Разговаривая с Лолитой Грицацуевой, он не нарушил главного правила своего самого первого дела. Это правило заключалось в том, что Константин не только старался не скрывать от пострадавшего, что его ожидает, если тот поручит ему заниматься его делом, но и давал полное представление о своих методах расследования.
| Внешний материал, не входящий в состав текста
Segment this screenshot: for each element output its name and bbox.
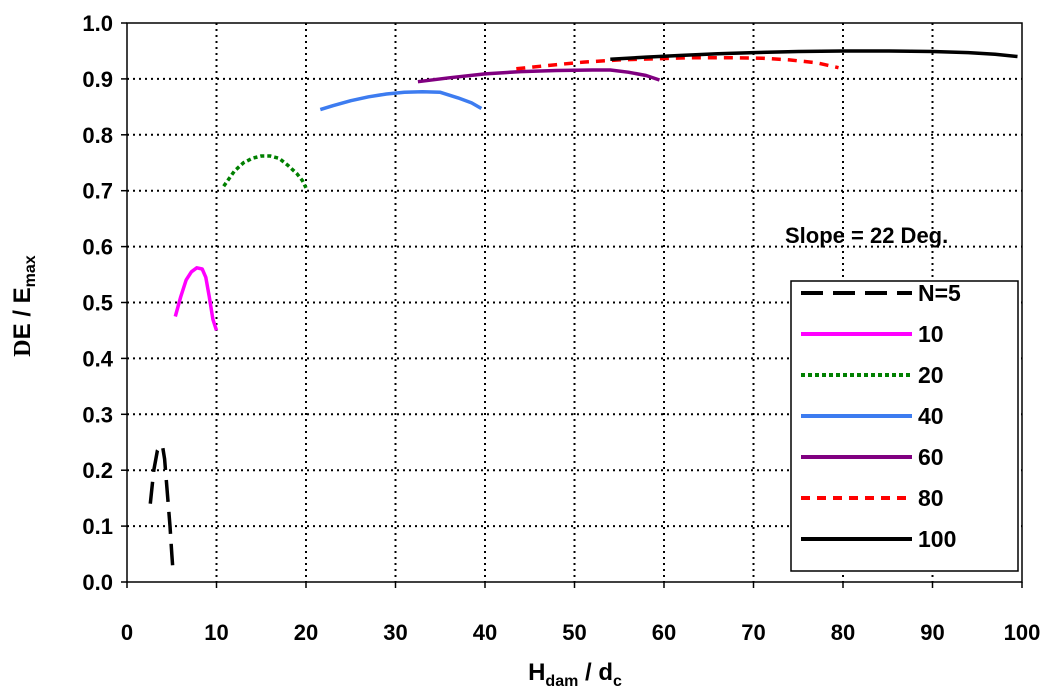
x-tick-label: 30 xyxy=(383,620,407,645)
y-tick-label: 1.0 xyxy=(82,11,113,36)
x-tick-label: 20 xyxy=(294,620,318,645)
series-line-n-5 xyxy=(148,443,175,566)
series-line-100 xyxy=(610,49,1018,62)
y-tick-label: 0.9 xyxy=(82,67,113,92)
series-line-10 xyxy=(173,266,219,331)
x-tick-label: 10 xyxy=(204,620,228,645)
legend-label-n-5: N=5 xyxy=(918,280,961,306)
legend-label-80: 80 xyxy=(918,485,944,511)
series-line-20 xyxy=(222,154,308,189)
tick-labels: 0 10 20 30 40 50 60 70 80 90 100 0.0 0.1 0.2 0.3 0.4 0.5… xyxy=(82,11,1040,645)
y-axis-title: DE / Emax xyxy=(9,255,39,357)
series-line-40 xyxy=(319,90,483,112)
x-tick-label: 60 xyxy=(652,620,676,645)
x-tick-label: 40 xyxy=(473,620,497,645)
legend-label-20: 20 xyxy=(918,362,944,388)
series-layer xyxy=(148,49,1018,566)
x-tick-label: 50 xyxy=(562,620,586,645)
legend: N=5 10 20 40 60 80 100 xyxy=(790,280,1019,572)
y-tick-label: 0.4 xyxy=(82,346,113,371)
x-tick-label: 90 xyxy=(920,620,944,645)
x-tick-label: 100 xyxy=(1004,620,1041,645)
legend-box xyxy=(790,280,1019,572)
series-line-60 xyxy=(417,68,661,84)
legend-label-10: 10 xyxy=(918,321,944,347)
slope-annotation: Slope = 22 Deg. xyxy=(785,223,948,248)
y-tick-label: 0.5 xyxy=(82,291,113,316)
plot-frame xyxy=(126,22,1023,583)
series-line-80 xyxy=(516,55,839,71)
x-tick-label: 0 xyxy=(121,620,133,645)
x-tick-label: 70 xyxy=(741,620,765,645)
y-tick-label: 0.1 xyxy=(82,514,113,539)
x-axis-title: Hdam / dc xyxy=(528,659,622,690)
y-tick-label: 0.2 xyxy=(82,458,113,483)
legend-label-60: 60 xyxy=(918,444,944,470)
legend-label-100: 100 xyxy=(918,526,956,552)
legend-label-40: 40 xyxy=(918,403,944,429)
y-tick-label: 0.8 xyxy=(82,123,113,148)
y-tick-label: 0.7 xyxy=(82,179,113,204)
x-tick-label: 80 xyxy=(831,620,855,645)
y-tick-label: 0.0 xyxy=(82,570,113,595)
y-tick-label: 0.3 xyxy=(82,402,113,427)
y-tick-label: 0.6 xyxy=(82,235,113,260)
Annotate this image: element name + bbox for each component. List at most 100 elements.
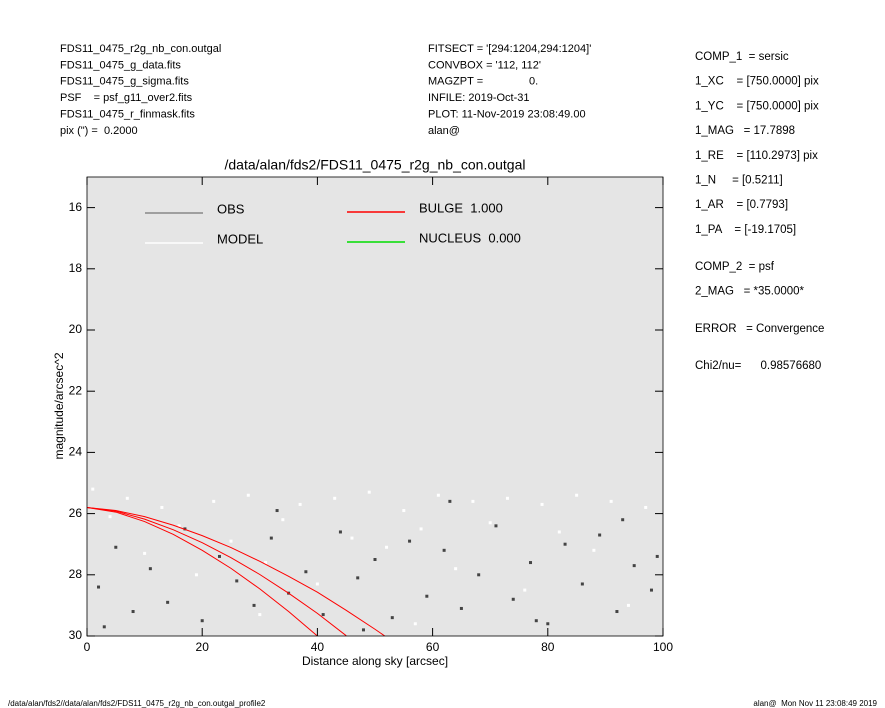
point: [160, 505, 164, 509]
header-left-line: FDS11_0475_r_finmask.fits: [60, 109, 195, 121]
point: [649, 588, 653, 592]
header-left-line: pix (") = 0.2000: [60, 125, 138, 137]
point: [304, 570, 308, 574]
point: [91, 487, 95, 491]
legend-label: NUCLEUS 0.000: [419, 230, 521, 245]
point: [575, 493, 579, 497]
point: [626, 603, 630, 607]
point: [102, 625, 106, 629]
plot-background: [87, 177, 663, 636]
point: [315, 582, 319, 586]
point: [540, 502, 544, 506]
point: [114, 545, 118, 549]
header-middle-line: PLOT: 11-Nov-2019 23:08:49.00: [428, 109, 586, 121]
point: [177, 524, 181, 528]
point: [598, 533, 602, 537]
point: [523, 588, 527, 592]
header-middle-line: alan@: [428, 125, 460, 137]
point: [454, 567, 458, 571]
point: [390, 616, 394, 620]
point: [632, 564, 636, 568]
point: [385, 545, 389, 549]
point: [166, 600, 170, 604]
point: [563, 542, 567, 546]
point: [235, 579, 239, 583]
parameter: 1_XC = [750.0000] pix: [695, 76, 819, 88]
y-tick-label: 24: [69, 445, 83, 459]
y-tick-label: 22: [69, 383, 83, 397]
profile-line: [87, 506, 347, 636]
point: [477, 573, 481, 577]
point: [212, 499, 216, 503]
parameter: ERROR = Convergence: [695, 323, 824, 335]
parameter: 1_RE = [110.2973] pix: [695, 150, 818, 162]
point: [419, 527, 423, 531]
point: [252, 603, 256, 607]
point: [131, 610, 135, 614]
point: [125, 496, 129, 500]
point: [488, 521, 492, 525]
point: [108, 515, 112, 519]
legend-label: BULGE 1.000: [419, 200, 503, 215]
footer-right: alan@ Mon Nov 11 23:08:49 2019: [753, 699, 877, 708]
point: [644, 505, 648, 509]
x-tick-label: 0: [84, 640, 91, 654]
point: [321, 613, 325, 617]
parameter: 1_AR = [0.7793]: [695, 199, 788, 211]
point: [200, 619, 204, 623]
header-middle-line: FITSECT = '[294:1204,294:1204]': [428, 43, 591, 55]
point: [459, 606, 463, 610]
point: [148, 567, 152, 571]
chart-title: /data/alan/fds2/FDS11_0475_r2g_nb_con.ou…: [225, 157, 526, 173]
point: [194, 573, 198, 577]
point: [258, 613, 262, 617]
legend-label: OBS: [217, 201, 245, 216]
profile-line: [87, 506, 386, 636]
point: [529, 561, 533, 565]
header-middle-line: INFILE: 2019-Oct-31: [428, 92, 530, 104]
point: [338, 530, 342, 534]
x-axis-label: Distance along sky [arcsec]: [302, 654, 448, 668]
plot-frame: [86, 176, 664, 637]
parameter: 1_MAG = 17.7898: [695, 125, 795, 137]
y-tick-label: 30: [69, 628, 83, 642]
header-middle-line: CONVBOX = '112, 112': [428, 59, 541, 71]
point: [505, 496, 509, 500]
point: [373, 558, 377, 561]
x-tick-label: 100: [653, 640, 673, 654]
y-tick-label: 26: [69, 506, 83, 520]
footer-left: /data/alan/fds2//data/alan/fds2/FDS11_04…: [8, 699, 266, 708]
y-axis-label: magnitude/arcsec^2: [52, 352, 66, 459]
x-tick-label: 40: [311, 640, 325, 654]
x-tick-label: 20: [196, 640, 210, 654]
point: [298, 502, 302, 506]
parameter: COMP_1 = sersic: [695, 51, 789, 63]
point: [615, 610, 619, 614]
parameter: 1_PA = [-19.1705]: [695, 224, 796, 236]
point: [609, 499, 613, 503]
point: [408, 539, 412, 543]
point: [275, 509, 279, 513]
header-left-line: PSF = psf_g11_over2.fits: [60, 92, 193, 104]
point: [494, 524, 498, 528]
point: [246, 493, 250, 497]
point: [229, 539, 233, 543]
point: [621, 518, 625, 522]
point: [471, 499, 475, 503]
point: [402, 509, 406, 513]
point: [361, 628, 365, 632]
legend-label: MODEL: [217, 231, 263, 246]
point: [281, 518, 285, 522]
x-tick-label: 60: [426, 640, 440, 654]
point: [356, 576, 360, 580]
point: [448, 499, 452, 503]
point: [350, 536, 354, 540]
header-middle-line: MAGZPT = 0.: [428, 76, 538, 88]
point: [511, 597, 515, 601]
point: [436, 493, 440, 497]
point: [592, 548, 596, 552]
x-tick-label: 80: [541, 640, 555, 654]
point: [413, 622, 417, 626]
header-left-line: FDS11_0475_g_sigma.fits: [60, 76, 189, 88]
profile-line: [87, 506, 318, 636]
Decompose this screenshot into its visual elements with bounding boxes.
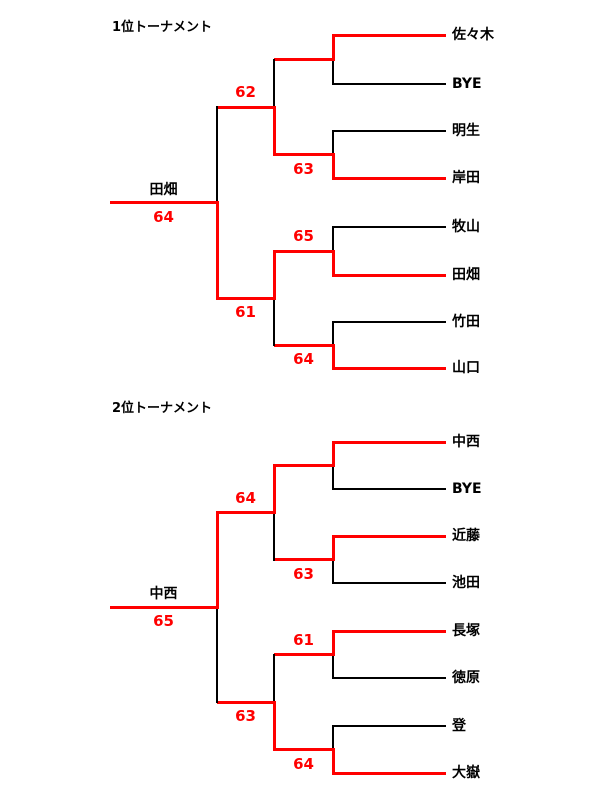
connector-winner-side: [272, 464, 276, 514]
player-line: [333, 130, 446, 132]
connector-winner-side: [331, 534, 335, 561]
player-line: [333, 771, 446, 775]
connector-winner-side: [215, 511, 219, 609]
player-line: [333, 440, 446, 444]
player-line: [333, 366, 446, 370]
connector-loser-side: [273, 653, 275, 703]
player-name: 佐々木: [452, 27, 494, 43]
connector-loser-side: [273, 58, 275, 108]
match-score: 63: [235, 707, 256, 725]
player-line: [333, 176, 446, 180]
connector-loser-side: [332, 725, 334, 751]
champion-name: 田畑: [149, 181, 178, 198]
connector-winner-side: [331, 343, 335, 370]
bracket-2-title: 2位トーナメント: [112, 401, 213, 416]
player-name: 近藤: [452, 528, 480, 544]
semifinal-winner-line: [217, 105, 274, 109]
round1-winner-line: [274, 249, 333, 253]
connector-loser-side: [273, 297, 275, 346]
connector-winner-side: [331, 249, 335, 277]
semifinal-winner-line: [217, 700, 274, 704]
player-name: 長塚: [452, 623, 480, 639]
player-name: 中西: [452, 434, 480, 450]
player-line: [333, 321, 446, 323]
connector-loser-side: [332, 130, 334, 156]
round1-winner-line: [274, 58, 333, 61]
match-score: 64: [293, 754, 314, 773]
match-score: 62: [235, 83, 256, 101]
connector-winner-side: [331, 748, 335, 775]
player-name: 徳原: [452, 670, 480, 686]
connector-loser-side: [332, 558, 334, 584]
round1-winner-line: [274, 748, 333, 751]
player-name: 池田: [452, 575, 480, 591]
player-line: [333, 725, 446, 727]
player-name: 大嶽: [452, 765, 480, 781]
connector-winner-side: [331, 153, 335, 180]
round1-winner-line: [274, 464, 333, 467]
semifinal-winner-line: [217, 296, 274, 300]
player-line: [333, 273, 446, 277]
connector-loser-side: [332, 321, 334, 346]
player-name: 岸田: [452, 170, 480, 186]
player-name: 登: [452, 718, 466, 734]
connector-loser-side: [273, 511, 275, 561]
player-line: [333, 488, 446, 490]
player-line: [333, 677, 446, 679]
connector-winner-side: [331, 33, 335, 61]
player-name: 明生: [452, 123, 480, 139]
connector-winner-side: [331, 629, 335, 656]
match-score: 65: [293, 227, 314, 245]
player-name: 竹田: [452, 314, 480, 330]
connector-loser-side: [332, 58, 334, 85]
player-line: [333, 33, 446, 37]
player-name: 田畑: [452, 267, 480, 283]
connector-loser-side: [216, 106, 218, 204]
connector-loser-side: [216, 606, 218, 703]
player-line: [333, 534, 446, 538]
match-score: 61: [235, 303, 256, 321]
champion-line: [110, 605, 217, 609]
connector-winner-side: [331, 440, 335, 467]
player-line: [333, 629, 446, 633]
connector-loser-side: [332, 464, 334, 490]
player-name: 山口: [452, 360, 480, 376]
match-score: 63: [293, 159, 314, 178]
match-score: 61: [293, 630, 314, 649]
round1-winner-line: [274, 653, 333, 656]
connector-loser-side: [332, 653, 334, 679]
player-line: [333, 226, 446, 228]
match-score: 63: [293, 564, 314, 583]
round1-winner-line: [274, 558, 333, 561]
match-score: 64: [293, 350, 314, 368]
champion-line: [110, 201, 217, 204]
connector-winner-side: [272, 700, 276, 751]
champion-score: 64: [153, 207, 174, 226]
connector-winner-side: [272, 249, 276, 300]
champion-score: 65: [153, 612, 174, 631]
semifinal-winner-line: [217, 511, 274, 514]
connector-loser-side: [332, 226, 334, 252]
connector-winner-side: [272, 105, 276, 156]
round1-winner-line: [274, 153, 333, 156]
connector-winner-side: [215, 201, 219, 300]
player-name: 牧山: [452, 219, 480, 235]
round1-winner-line: [274, 343, 333, 347]
player-line: [333, 582, 446, 584]
player-name: BYE: [452, 481, 482, 497]
champion-name: 中西: [149, 586, 178, 603]
match-score: 64: [235, 488, 256, 507]
player-name: BYE: [452, 76, 482, 92]
bracket-1-title: 1位トーナメント: [112, 20, 213, 35]
player-line: [333, 83, 446, 85]
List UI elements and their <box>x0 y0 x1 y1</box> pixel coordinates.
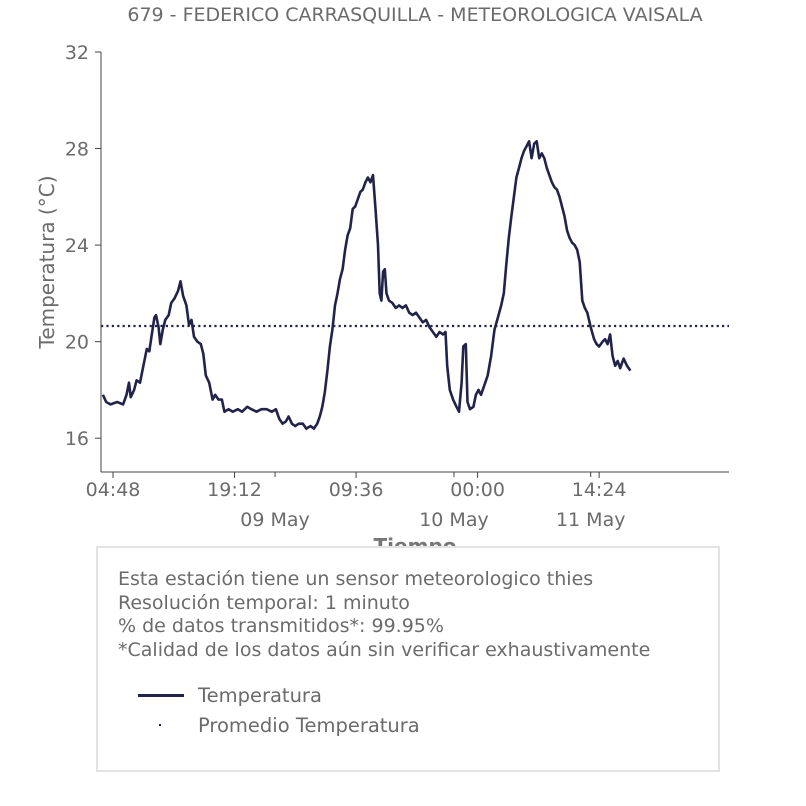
series-temperatura-line <box>101 140 632 430</box>
y-tick-label: 32 <box>65 42 89 64</box>
y-axis-label: Temperatura (°C) <box>35 175 59 349</box>
y-tick-label: 16 <box>65 428 89 450</box>
legend-item-promedio: Promedio Temperatura <box>138 710 420 740</box>
x-tick-label: 00:00 <box>450 479 505 501</box>
legend-line-swatch <box>138 685 184 705</box>
legend-label-temperatura: Temperatura <box>198 683 322 707</box>
x-tick-label: 09:36 <box>329 479 384 501</box>
info-lines: Esta estación tiene un sensor meteorolog… <box>118 568 650 662</box>
axes: 16 20 24 28 32 04:48 19:12 09:36 00:00 14:24 09 Ma… <box>65 42 729 531</box>
series-layer <box>101 140 729 430</box>
x-date-label: 09 May <box>240 509 310 531</box>
chart-title: 679 - FEDERICO CARRASQUILLA - METEOROLOG… <box>127 4 702 26</box>
x-date-label: 10 May <box>419 509 489 531</box>
info-box: Esta estación tiene un sensor meteorolog… <box>96 546 720 772</box>
legend: Temperatura Promedio Temperatura <box>138 680 420 740</box>
legend-label-promedio: Promedio Temperatura <box>198 713 420 737</box>
info-line-resolution: Resolución temporal: 1 minuto <box>118 591 410 614</box>
x-tick-label: 14:24 <box>572 479 627 501</box>
x-date-label: 11 May <box>556 509 626 531</box>
y-tick-label: 24 <box>65 235 89 257</box>
y-tick-label: 20 <box>65 332 89 354</box>
x-tick-label: 04:48 <box>86 479 141 501</box>
legend-item-temperatura: Temperatura <box>138 680 420 710</box>
info-line-transmitted: % de datos transmitidos*: 99.95% <box>118 615 444 637</box>
legend-dot-swatch <box>138 715 184 735</box>
info-line-sensor: Esta estación tiene un sensor meteorolog… <box>118 568 594 590</box>
y-tick-label: 28 <box>65 139 89 161</box>
info-line-quality-note: *Calidad de los datos aún sin verificar … <box>118 638 651 661</box>
temperature-chart: 679 - FEDERICO CARRASQUILLA - METEOROLOG… <box>35 4 729 558</box>
x-tick-label: 19:12 <box>207 479 262 501</box>
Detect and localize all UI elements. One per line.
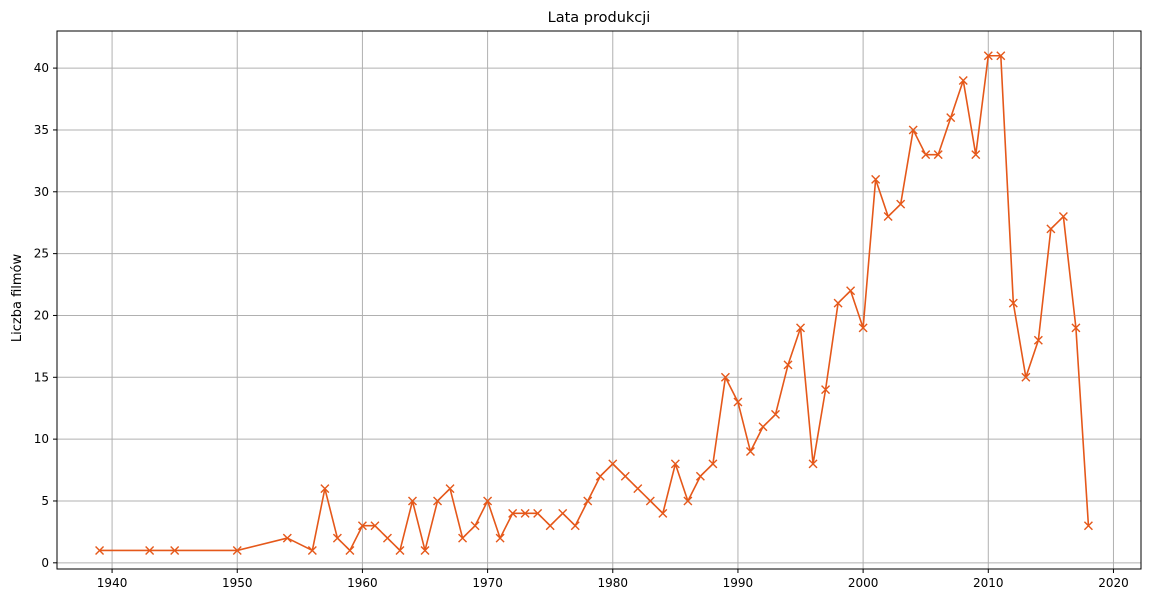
data-point-marker [670,459,680,469]
data-point-marker [658,508,668,518]
data-point-marker [758,422,768,432]
data-point-marker [808,459,818,469]
data-point-marker [695,471,705,481]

Вполне возможно, что это правило отрицательно влияло на размер собственных гонораров, но работать по-другому он просто не мог.
Конечно, поступай Константин, как поступают другие сыскари: напусти побольше туману, даже в самых легких ситуациях жалуйся на то, как же было трудно заполучить те или иные сведения, тщательно скрывай, как тебе удалось выкрутиться в той или иной ситуации — и ты станешь для пострадавшего настоящим Богом.
Наиболее совестливые сыщики оправдываются тем, что нужно щадить нервы и здоровье и так пострадавшего клиента: пусть не сомневается в том, что в своей беде он не одинок — рядом с ним надежная защита, которая, ради того, чтобы вытащить его из беды, готова пойти на все.
И конечно же, пострадавший готов снять с себя последнюю рубашку и отдать сыщику, уверенный, что тот вкладывает все силы, чтобы распутать его дело.
Константин считал такое поведение коллег самым настоящим обманом. Какими бы высшими целями и идеями они ни прикрывались.
В данном случае задача усложнялась тем, что пока были неизвестны мотивы похищения: прошло достаточно времени, чтобы похитители объявились и поставили свои условия родителям. А коль скоро они молчат, это значит только одно: ребенок похищен не за тем, чтобы сорвать куш с родителей. Конечно, мотивом похищения является корысть. Даже тогда, когда младенца похищают не для продажи, а для себя.
Конечно, дотошный читатель может спросить: но как же легализовать похищенного ребенка? Как получить на него документы, чтобы доказать перед органами власти, что этот ребенок твой?
Оказалось, что преступники, занимающиеся похищением детей, то есть торговцы живым товаром, отыскали выход и здесь. Дело в том, что в Узбекистане оформление детей до достижении ими полутора лет настолько упрощено, что почти любая женщина, предъявившая ребенка старейшине того или иного селения, тут же получает соответствующий документ о прибавлении семейства…
Если вначале Константин едва ли верил в возможность успеха собственного расследования, то постепенно, получая ответы Лолиты на заданные вопросы, он все больше и больше воодушевлялся и приходил к оптимистическому выводу, что дело не такое уж и безнадежное.
Во-первых, нужно обязательно пообщаться с санитаркой, которая позвала Лолиту в кабинет врача. Конечно, Константин подозревал, что это вряд ли к чему-либо приведет, но санитарка оставалась пока единственным шансом, который грех было упустить.